Der Ablauf einer Dopingkontrolle wird sehr ernstgenommen. Um Vorwürfen und Manipulationen vorzubeugen und die Rechte des unschuldigen Athleten sicher zu stellen, ist der Ablauf bei einer Dopingkontrolle sehr exakt beschrieben. Diese Abläufe sind als Rechte und Pflichten des Athleten definiert.

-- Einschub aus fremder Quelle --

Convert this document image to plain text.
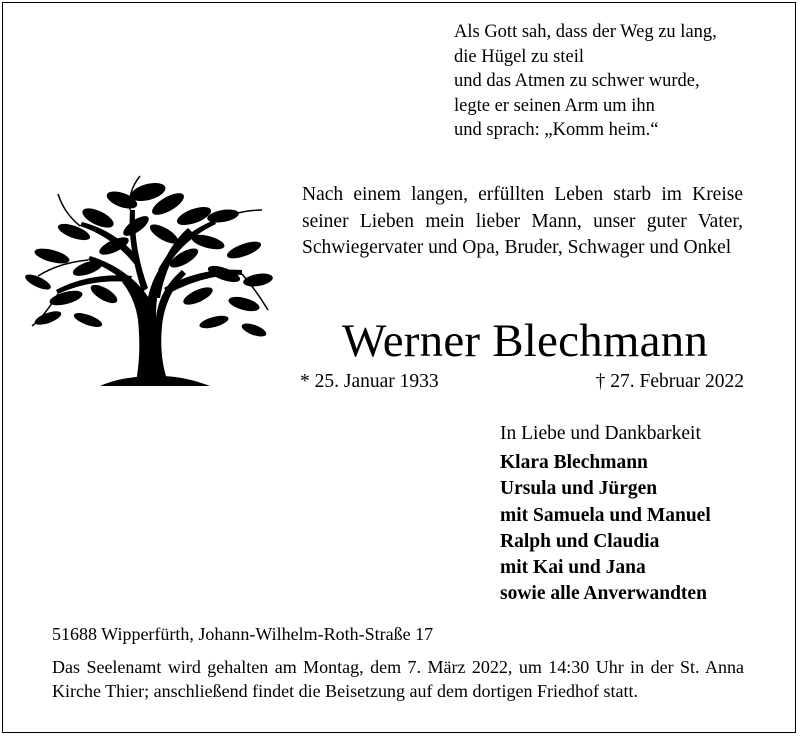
Als Gott sah, dass der Weg zu lang,
die Hügel zu steil
und das Atmen zu schwer wurde,
legte er seinen Arm um ihn
und sprach: „Komm heim.“
Nach einem langen, erfüllten Leben starb im Kreise seiner Lieben mein lieber Mann, unser guter Vater, Schwiegervater und Opa, Bruder, Schwager und Onkel
Werner Blechmann
* 25. Januar 1933	† 27. Februar 2022
In Liebe und Dankbarkeit
Klara Blechmann
Ursula und Jürgen
mit Samuela und Manuel
Ralph und Claudia
mit Kai und Jana
sowie alle Anverwandten
51688 Wipperfürth, Johann-Wilhelm-Roth-Straße 17
Das Seelenamt wird gehalten am Montag, dem 7. März 2022, um 14:30 Uhr in der St. Anna Kirche Thier; anschließend findet die Beisetzung auf dem dortigen Friedhof statt.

Rechte des Athleten bei der Dopingkontrolle


  • eine Vertrauensperson zur Dopingkontrolle mitnehmen
  • in Deutschland bei Urinproben auf einem Kontrollbeauftragten des gleichen Geschlechts  bestehen
  • auf die Vorlage eines Ausweises des Kontrollbeauftragten bestehen
  • auf einem Ort der Aufnahme bestehen, an dem die notwendige Diskretion und die Korrektheit der Abnahme gewährleistet ist
  • bei Trainingskontrollen die Sichtkontrolle ablehnen, wenn der Sportler das 16. Lebensjahr noch nicht vollendet hat
  • Vorbehalte gegenüber der Durchführung der Kontrolle auf dem Protokoll der Dopingkontrolle niederzuschreiben
  • bei unangemeldeten Eintreffen des Kontrollbeauftragten jegliche Tätigkeit, mit der der Sportler beschäftigt ist (z. B. das Training), zu Ende zu führen
  • im Falle einer positiven A-Probe eine Untersuchung der B-Probe bei der gleichen oder einer anderen IOC-akkreditierten Untersuchungsstelle zu verlangen (auf Kosten des Sportlers)
  • im Falle einer positiven A-Probe mit einer Vertrauensperson bei der Analyse der B-Probe anwesend zu sein
  • im Falle eines Verfahrens rechtliches Gehör vor dem Verbandsgericht in Anspruch zu nehmen

Pflichten des Athleten bei der Dopingkontrolle


  • Änderungen der Anschrift des gewöhnlichen Aufenthaltsorts unverzüglich bei der NADA anzuzeigen
  • eine Abwesenheit vom gemeldeten gewöhnlichen Aufenthalts- oder Trainingsort von mehr als 24 oder 72 Stunden (je nach Testpoolzugehörigkeit) bei der NADA anzuzeigen.
  • sich gegenüber dem Kontrollbeauftragen auszuweisen
  • die in den letzten 7 Tagen eingenommenen Medikamente auf dem Protokoll der Dopingkontrolle anzugeben
  • sich einer zweiten Probe zu unterziehen, sofern bei der Bestimmung der pH-Werte und der Urindichte Grenzwerte über- bzw. unterschritten werden oder ein konkreter Manipulationsverdacht besteht
  • bei der notwendigen Einnahme von Medikamenten mit verbotenen Wirkstoffen zur Behandlung auf die erstellte Ausnahmegenehmigung hinzuweisen


Für die Kaderathleten gilt, dass der Athlet der NADA einen präzisen Rahmentrainingsplan zukommen lassen muss. Damit wird die Durchführung unangemeldeter Kontrollen erleichtert.